All for one, one for all

David Prosser discusses how investment company boards serve the interests of shareholders.

Listing image

David Prosser discusses how investment company boards serve the interests of shareholders. 

three musketeers

Turkeys don’t vote for Christmas, right? Tell that to the board of Acorn Income, which has just announced to shareholders that it is recommending they agree to the closure of the investment company. Effectively, the fund’s directors are telling shareholders to put them out of the job – along with Unicorn Asset Management, which manages most of the investment company’s portfolio.

Why would the directors of the company behave in this way? Very simply, because they believe that a liquidation is the course of action that will best serve the interests of shareholders. As such, it is their legal duty under fiduciary law to recommend a wind-up.

Investors will be given the option of receiving cash or transferring their holdings into Unicorn UK Income, an open-ended fund with a similar mandate to Acorn Income, so it is possible that Unicorn will retain some of the investment company’s £100m or so of assets under management. However, it is likely to lose a good chunk of the fee income it has been earning from Acorn Income. And the investment company’s directors will no longer have a role.

The board made its recommendation after consulting with shareholders. Some apparently said they were keen to maintain an exposure to the portfolio that Acorn Income has built; hence the option of a rollover into Unicorn UK Income, which holds many of the same investments. Others said they wanted a cash exit, ideally at a price close to the value of the fund’s assets, rather than at the chunky discount at which its shares have been trading in recent times.
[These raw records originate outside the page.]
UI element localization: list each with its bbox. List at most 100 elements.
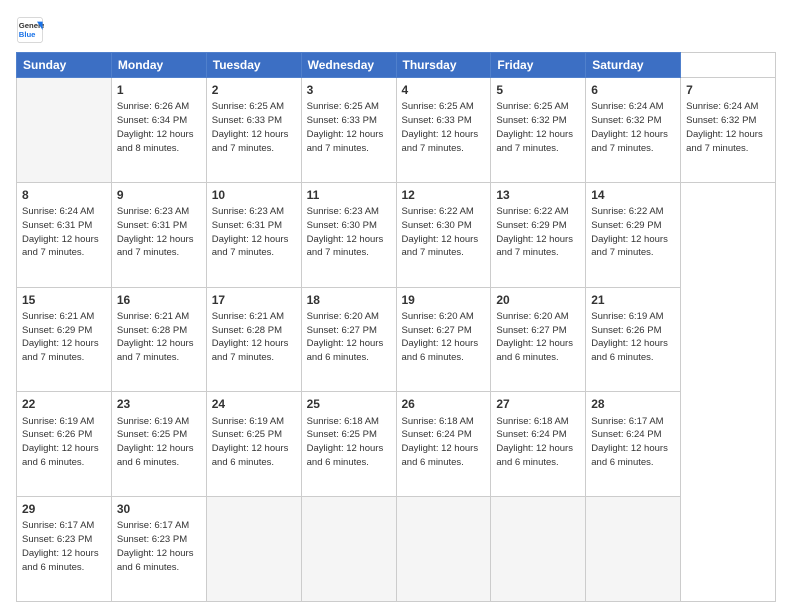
table-row	[491, 497, 586, 602]
day-info: Sunrise: 6:22 AMSunset: 6:30 PMDaylight:…	[402, 206, 479, 258]
day-number: 25	[307, 396, 391, 412]
day-info: Sunrise: 6:26 AMSunset: 6:34 PMDaylight:…	[117, 101, 194, 153]
day-number: 4	[402, 82, 486, 98]
table-row: 13 Sunrise: 6:22 AMSunset: 6:29 PMDayligh…	[491, 182, 586, 287]
calendar-table: SundayMondayTuesdayWednesdayThursdayFrid…	[16, 52, 776, 602]
day-info: Sunrise: 6:24 AMSunset: 6:32 PMDaylight:…	[686, 101, 763, 153]
table-row	[586, 497, 681, 602]
day-info: Sunrise: 6:25 AMSunset: 6:33 PMDaylight:…	[402, 101, 479, 153]
day-info: Sunrise: 6:22 AMSunset: 6:29 PMDaylight:…	[496, 206, 573, 258]
header-day-monday: Monday	[111, 53, 206, 78]
table-row: 4 Sunrise: 6:25 AMSunset: 6:33 PMDaylight…	[396, 78, 491, 183]
day-number: 30	[117, 501, 201, 517]
table-row: 15 Sunrise: 6:21 AMSunset: 6:29 PMDayligh…	[17, 287, 112, 392]
table-row: 12 Sunrise: 6:22 AMSunset: 6:30 PMDayligh…	[396, 182, 491, 287]
day-number: 24	[212, 396, 296, 412]
day-info: Sunrise: 6:18 AMSunset: 6:24 PMDaylight:…	[496, 416, 573, 468]
day-number: 18	[307, 292, 391, 308]
day-number: 14	[591, 187, 675, 203]
day-info: Sunrise: 6:23 AMSunset: 6:31 PMDaylight:…	[212, 206, 289, 258]
day-info: Sunrise: 6:25 AMSunset: 6:33 PMDaylight:…	[307, 101, 384, 153]
day-number: 26	[402, 396, 486, 412]
day-info: Sunrise: 6:21 AMSunset: 6:29 PMDaylight:…	[22, 311, 99, 363]
day-info: Sunrise: 6:22 AMSunset: 6:29 PMDaylight:…	[591, 206, 668, 258]
empty-cell	[17, 78, 112, 183]
table-row: 25Sunrise: 6:18 AMSunset: 6:25 PMDayligh…	[301, 392, 396, 497]
table-row: 17 Sunrise: 6:21 AMSunset: 6:28 PMDayligh…	[206, 287, 301, 392]
header-day-thursday: Thursday	[396, 53, 491, 78]
day-number: 2	[212, 82, 296, 98]
day-number: 17	[212, 292, 296, 308]
table-row: 27 Sunrise: 6:18 AMSunset: 6:24 PMDayligh…	[491, 392, 586, 497]
day-number: 21	[591, 292, 675, 308]
table-row: 21 Sunrise: 6:19 AMSunset: 6:26 PMDayligh…	[586, 287, 681, 392]
day-number: 15	[22, 292, 106, 308]
day-info: Sunrise: 6:17 AMSunset: 6:24 PMDaylight:…	[591, 416, 668, 468]
table-row: 22 Sunrise: 6:19 AMSunset: 6:26 PMDayligh…	[17, 392, 112, 497]
day-number: 28	[591, 396, 675, 412]
day-info: Sunrise: 6:23 AMSunset: 6:31 PMDaylight:…	[117, 206, 194, 258]
day-number: 6	[591, 82, 675, 98]
header-day-saturday: Saturday	[586, 53, 681, 78]
day-info: Sunrise: 6:24 AMSunset: 6:32 PMDaylight:…	[591, 101, 668, 153]
day-info: Sunrise: 6:19 AMSunset: 6:25 PMDaylight:…	[117, 416, 194, 468]
day-info: Sunrise: 6:17 AMSunset: 6:23 PMDaylight:…	[117, 520, 194, 572]
table-row	[206, 497, 301, 602]
day-number: 10	[212, 187, 296, 203]
day-number: 23	[117, 396, 201, 412]
header-day-friday: Friday	[491, 53, 586, 78]
day-number: 13	[496, 187, 580, 203]
day-info: Sunrise: 6:25 AMSunset: 6:32 PMDaylight:…	[496, 101, 573, 153]
day-info: Sunrise: 6:21 AMSunset: 6:28 PMDaylight:…	[212, 311, 289, 363]
day-number: 27	[496, 396, 580, 412]
header-day-wednesday: Wednesday	[301, 53, 396, 78]
svg-text:Blue: Blue	[19, 30, 36, 39]
day-info: Sunrise: 6:20 AMSunset: 6:27 PMDaylight:…	[496, 311, 573, 363]
table-row	[396, 497, 491, 602]
day-number: 16	[117, 292, 201, 308]
table-row: 14 Sunrise: 6:22 AMSunset: 6:29 PMDayligh…	[586, 182, 681, 287]
page: General Blue SundayMondayTuesdayWednesda…	[0, 0, 792, 612]
day-number: 3	[307, 82, 391, 98]
day-info: Sunrise: 6:20 AMSunset: 6:27 PMDaylight:…	[402, 311, 479, 363]
day-number: 1	[117, 82, 201, 98]
table-row: 26 Sunrise: 6:18 AMSunset: 6:24 PMDayligh…	[396, 392, 491, 497]
day-info: Sunrise: 6:18 AMSunset: 6:24 PMDaylight:…	[402, 416, 479, 468]
table-row: 1 Sunrise: 6:26 AMSunset: 6:34 PMDaylight…	[111, 78, 206, 183]
day-info: Sunrise: 6:19 AMSunset: 6:26 PMDaylight:…	[591, 311, 668, 363]
day-info: Sunrise: 6:19 AMSunset: 6:26 PMDaylight:…	[22, 416, 99, 468]
day-number: 22	[22, 396, 106, 412]
day-number: 8	[22, 187, 106, 203]
table-row: 28 Sunrise: 6:17 AMSunset: 6:24 PMDayligh…	[586, 392, 681, 497]
day-number: 20	[496, 292, 580, 308]
logo: General Blue	[16, 16, 44, 44]
day-info: Sunrise: 6:23 AMSunset: 6:30 PMDaylight:…	[307, 206, 384, 258]
table-row: 29 Sunrise: 6:17 AMSunset: 6:23 PMDayligh…	[17, 497, 112, 602]
table-row: 3 Sunrise: 6:25 AMSunset: 6:33 PMDaylight…	[301, 78, 396, 183]
header: General Blue	[16, 16, 776, 44]
day-info: Sunrise: 6:21 AMSunset: 6:28 PMDaylight:…	[117, 311, 194, 363]
table-row: 20 Sunrise: 6:20 AMSunset: 6:27 PMDayligh…	[491, 287, 586, 392]
table-row: 24Sunrise: 6:19 AMSunset: 6:25 PMDayligh…	[206, 392, 301, 497]
table-row: 5Sunrise: 6:25 AMSunset: 6:32 PMDaylight…	[491, 78, 586, 183]
day-number: 7	[686, 82, 770, 98]
header-day-sunday: Sunday	[17, 53, 112, 78]
day-number: 29	[22, 501, 106, 517]
table-row: 11 Sunrise: 6:23 AMSunset: 6:30 PMDayligh…	[301, 182, 396, 287]
table-row: 8Sunrise: 6:24 AMSunset: 6:31 PMDaylight…	[17, 182, 112, 287]
table-row: 6 Sunrise: 6:24 AMSunset: 6:32 PMDaylight…	[586, 78, 681, 183]
table-row: 2 Sunrise: 6:25 AMSunset: 6:33 PMDaylight…	[206, 78, 301, 183]
table-row: 7 Sunrise: 6:24 AMSunset: 6:32 PMDaylight…	[681, 78, 776, 183]
table-row: 18 Sunrise: 6:20 AMSunset: 6:27 PMDayligh…	[301, 287, 396, 392]
day-info: Sunrise: 6:17 AMSunset: 6:23 PMDaylight:…	[22, 520, 99, 572]
day-info: Sunrise: 6:25 AMSunset: 6:33 PMDaylight:…	[212, 101, 289, 153]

All of which is a reminder of how investment companies are a very different type of investment vehicle. Uniquely, these funds are constructed as publicly-listed companies, with all the duties and responsibilities that brings in terms of shareholder rights. Above all, an investment company – like any other public company – must be run with the interests of shareholders front of mind, even if that sometimes means taking decisions that directors might find unpalatable or even personally costly.

This is a conversation that can sometimes sound rather theoretical – and even a little pompous. But then think about all those billions of pounds locked up in other types of investment fund, where the investment manager continues to earn chunky fees year after year despite delivering disappointing returns. In those funds, there is no board to hold the managers to account. And investors are stuck between a rock and a hard place: either they sell up, effectively cashing in those disappointing returns, or they stick with it, hoping performance will sometimes turn around.

One of the reasons that the asset management industry – and financial services in general – struggles with its reputation is a lack of accountability. Too often, investors feel badly served by investment products that carry high fees but do not seem to deliver what is promised – and in such cases, there is often little they can do.

Investment companies, in this regard, are a breath of fresh air. There is no guarantee that an investment company will outperform another type of fund. But what you do get as an investor is a legal structure where your rights are paramount, rather than feeling you’re stuck with a product run in the interests of its provider.